If whatever opposes an obstacle to the gratification of the sexual appetite may be considered as having a place among the anti-aphrodisiacs, certain mechanical processes may be ranked as such. Of these, fibulation, from the Latin word fibula (a buckle or ring) was the very reverse of circumcision, since the operation consisted in drawing the prepuce over the glans, and preventing its return, by the insertion of the ring.[201]

The Fibula (buckle) is so called, because it serves to fix together and to re-unite parts which are separated. It was, formerly a surgical instrument which, besides the use now particularly in question, served also to keep closed the lips of any extensive wounds. It is mentioned as being so applied by Oribuse,[202] and by Scribonius Largus.[203] Employed, therefore, as it was for various uses, the fibula appears to have different shapes, now but little known to us. Rhodius[204] has treated of all those mentioned in the writings of antiquity.

Meinsius thinks that the custom of infibulating may be traced back to the time of the siege of Troy, for the singer Demodocus, who was left with Clytemnestra by Agamemnon,[205] appears to that critic, to have been a eunuch, or, at least, to here been infibulated.[206]

Among the ancients, as well as among many modern nations, the laws of chastity and the restraints of honour appeared scarcely sufficient to hinder the sexes from uniting, in spite of all the obstacles opposed by a vigilant watch and strict seclusion.[207] Indeed, what Roman virgin could entertain very strict ideas of modesty while she saw the goddess of love honoured in the temple, or the amours of Venus and Mars celebrated, while the poor cuckolded Vulcan, after seizing the amorous couple in his net, way only thereby exposed to the ridicule of the Olympic Divinities. There can be little doubt but that excess of this description bastardized and corrupted the ancient Greeks and Romans, and that recourse was necessarily had to the fibula when the deities themselves set the example. Of what use, indeed, could be the moral lessons of a Plato or a Socrates, even when enforced by infibulation, if vice was thus sanctioned by divine example? The only aim of such a state of things was to vanquish obstacles. The art of eluding nature was studied, marriage was despised, notwithstanding the edicts of Augustus against bachelors; the depopulated republic wallowed in the most abandoned lust, and, as a natural consequence, the individual members of it became corrupted and enervated from their very infancy.

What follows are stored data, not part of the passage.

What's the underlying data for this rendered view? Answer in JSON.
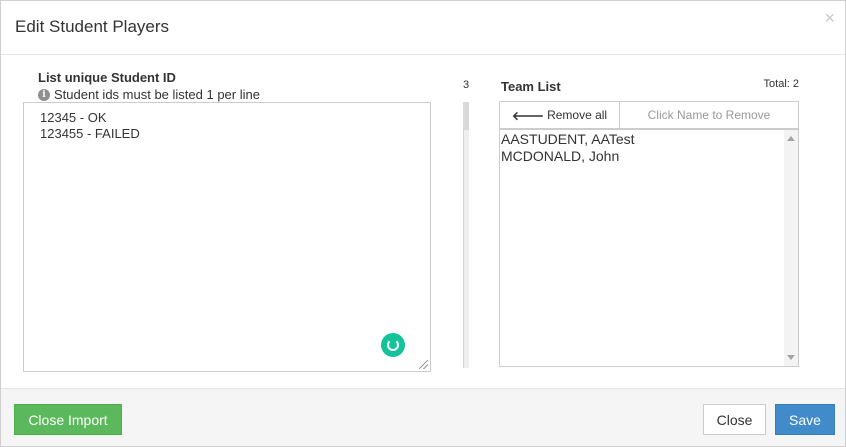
{
  "modal": {
    "title": "Edit Student Players",
    "close_glyph": "×"
  },
  "left": {
    "label": "List unique Student ID",
    "hint": "Student ids must be listed 1 per line",
    "info_icon": "info-circle-icon",
    "textarea_value": "12345 - OK\n123455 - FAILED"
  },
  "middle": {
    "number": "3"
  },
  "team": {
    "label": "Team List",
    "total": "Total: 2",
    "remove_all_arrow": "🡐",
    "remove_all_label": "Remove all",
    "click_name_label": "Click Name to Remove",
    "items": [
      "AASTUDENT, AATest",
      "MCDONALD, John"
    ]
  },
  "footer": {
    "close_import_label": "Close Import",
    "close_label": "Close",
    "save_label": "Save"
  },
  "colors": {
    "success": "#5cb85c",
    "primary": "#428bca",
    "spinner": "#15c39a"
  }
}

The infibulation of boys, sometimes on account of their voice, and not unfrequently, to prevent masturbation, was performed by having the prepuce drawn over the glans; it was then pierced, and a thick thread was passed through it, remaining there until the cicatrizing of the hole; when that took place, a rather large ring was then substituted, which was not removed but with the permission of the party ordering the operation.[208] The Romans infibulated their singers in order to preserve their voice:

"Si gaudet cantu; nullius fibula durat Vocem vendentis prætoribus."[209] "But should the dame in music take delight, The public singer is disabled quite; In vain the prætor guards him all he can, She slips the buckle (fibula) and enjoys her man."

They even subjected to the same operation most of their actors:

"Solvitur his magno comœdi fibula. Sunt, quæ Chrysogonum cantare vetent."[210] "Take from Chrysogonus the power to sing, Loose, at vast prices, the comedian's ring." "Dic mihi, simpliciter, comœdis et citharœdis, Fibula, quod præstat?... carius ut futuunt."[211]